Maida, who had just turned 70 in March, was elected to the IPI Executive Board at the General Assembly in Geneva in June 2019. He had been a member of IPI since 1999.

After his initial studies at Government College, Katsina, from 1964 to 1968, he graduated from the Nigerian Institute of Journalism (NIJ) in 1971. NIJ was founded in 1963 as part of IPI’s training programme for journalists in Africa. Prior to the establishment of IPI’s two schools of journalism in Lagos and Nairobi, aspiring journalists in Africa had little or no opportunity for formal training. Maida went on to receive degrees from the U.S.-based Indiana Institute of Mass Communication in 1975 and the Aberdeen College of Commerce in the UK in 1977.

Maida started his career when he was appointed information officer in Kaduna State, where he served from 1971 to 1978 and as zonal editor from 1978 to 1981. From 1981 to 1983 Maida was based in London as foreign correspondent in charge of Western Europe for the News Agency of Nigeria (NAN). He became chief press secretary to Gen.

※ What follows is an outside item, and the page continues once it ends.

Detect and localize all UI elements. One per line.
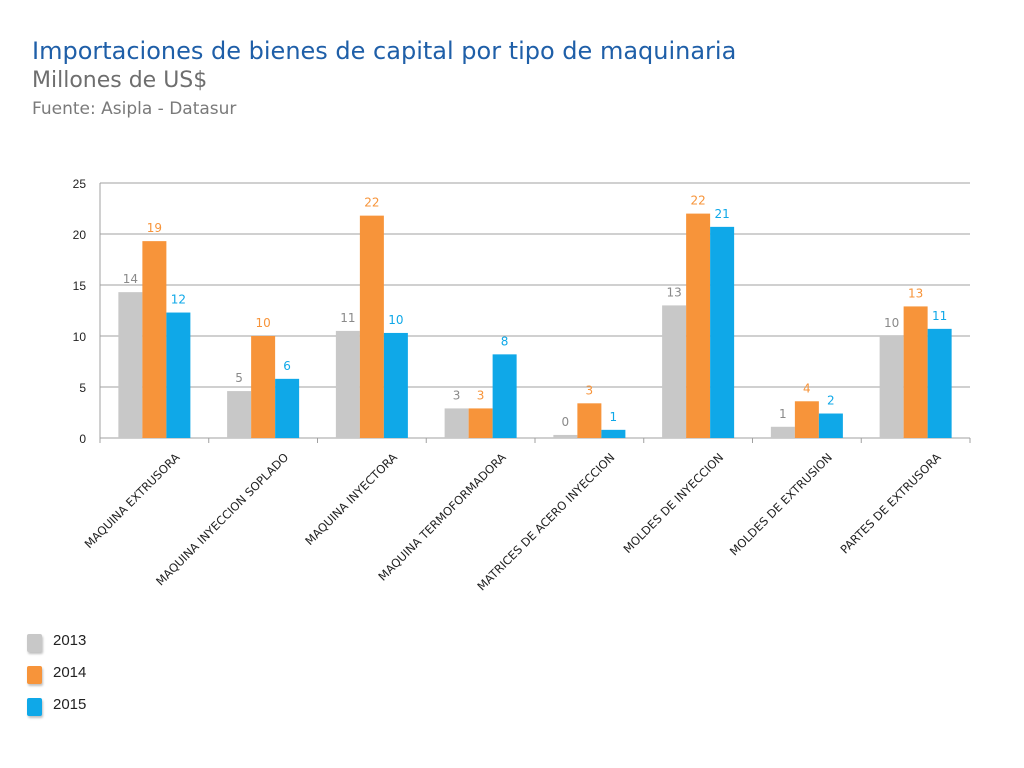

Muhammadu Buhari, the military head of State of Nigeria, from 1984 to 1985.

From 1985 to 1994 he served as editor-in-chief at NAN and was appointed managing director in 1994. Maida was a pioneering editor at the news agency and was recently appointed chairman of the board of NAN.

In February 2020, Mr Maida attended the IPI Executive Board Meeting in Vienna and was part of a campaign to call for the end of harassment of fellow Board member Maria Ressa.